On the other hand, one whose “container” has not been blessed with voluminous capacities in its upper areas can nevertheless lead no less forceful a life than his more spiritual peers. As long as his container is full—as long as he realizes his potentials to the utmost of his capacity—the force he exerts downward on each square inch of his container bottom is equal to that of the highest column of fluid in his container, which is of equal height to every other container. So, his every deed is as impactful as a deed that has the weight of the broadest, most voluminous life behind it.

Thus, our sages have said: “Every person is obligated to say: ‘When will my deeds attain the deeds of my ancestors, Abraham, Isaac and Jacob.’”12 The emphasis here is on deeds: not everyone is capable of experiencing Abraham’s love of G‑d, or Moses’ understanding of Torah.
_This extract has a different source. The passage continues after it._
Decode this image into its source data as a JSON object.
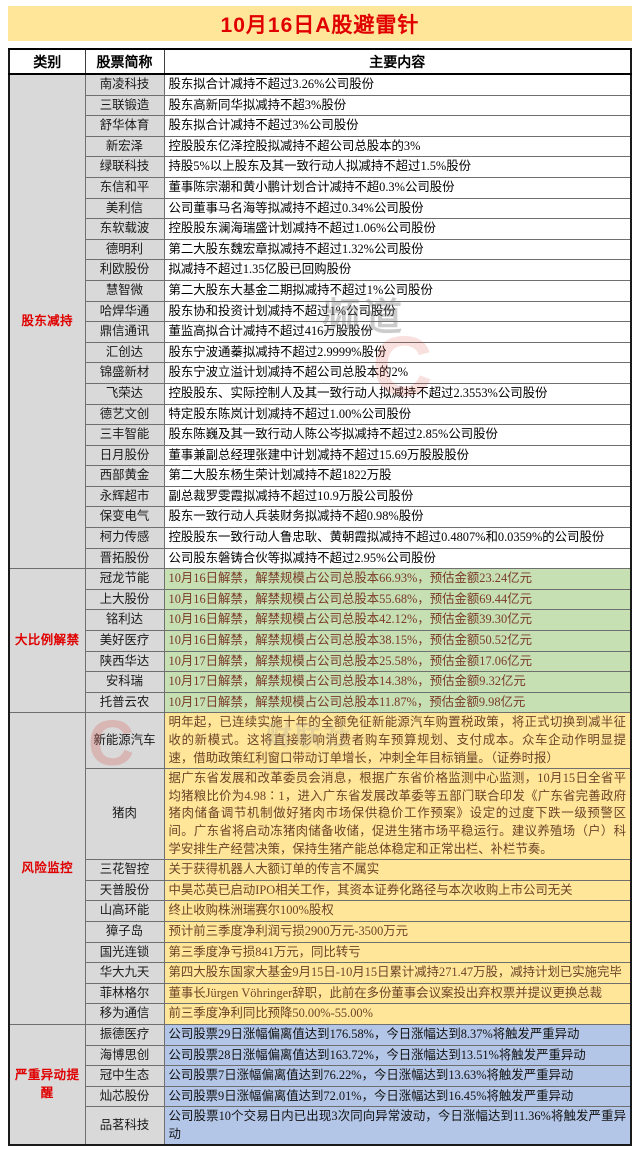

But regarding our deeds, we are capable of achieving the same impact on physical earth as the greatest of our ancestors. The greatness of Abraham and Moses lay not in the vastness of their potential—which was a gift granted them by the Creator—but by the fact that they actualized their gifts to the optimum. Because they filled their vessels, their every deed had optimal impact. The same is true of every individual: each and every one of us is capable of filling his own vessel, which—whatever its form or capacity—extends upward as high as every other container of life. And when we do, the impact of each of “square inch” of our life’s “nether surface” is equal to that of that of the greatest vessel of life that ever inhabited our world.

Countless times we have been told, or have said to others, “If you give it your all, that’s just as significant as anyone else’s all.” Often this seems little more than an elitist cliché, or at best, generous if not necessarily empirically accurate words of encouragement to the “smaller players” in life. In fact, this is a fundamental law of reality, which applies to everything from human lives to to the gauge on a water tank. It can even be demonstrated in the laboratory.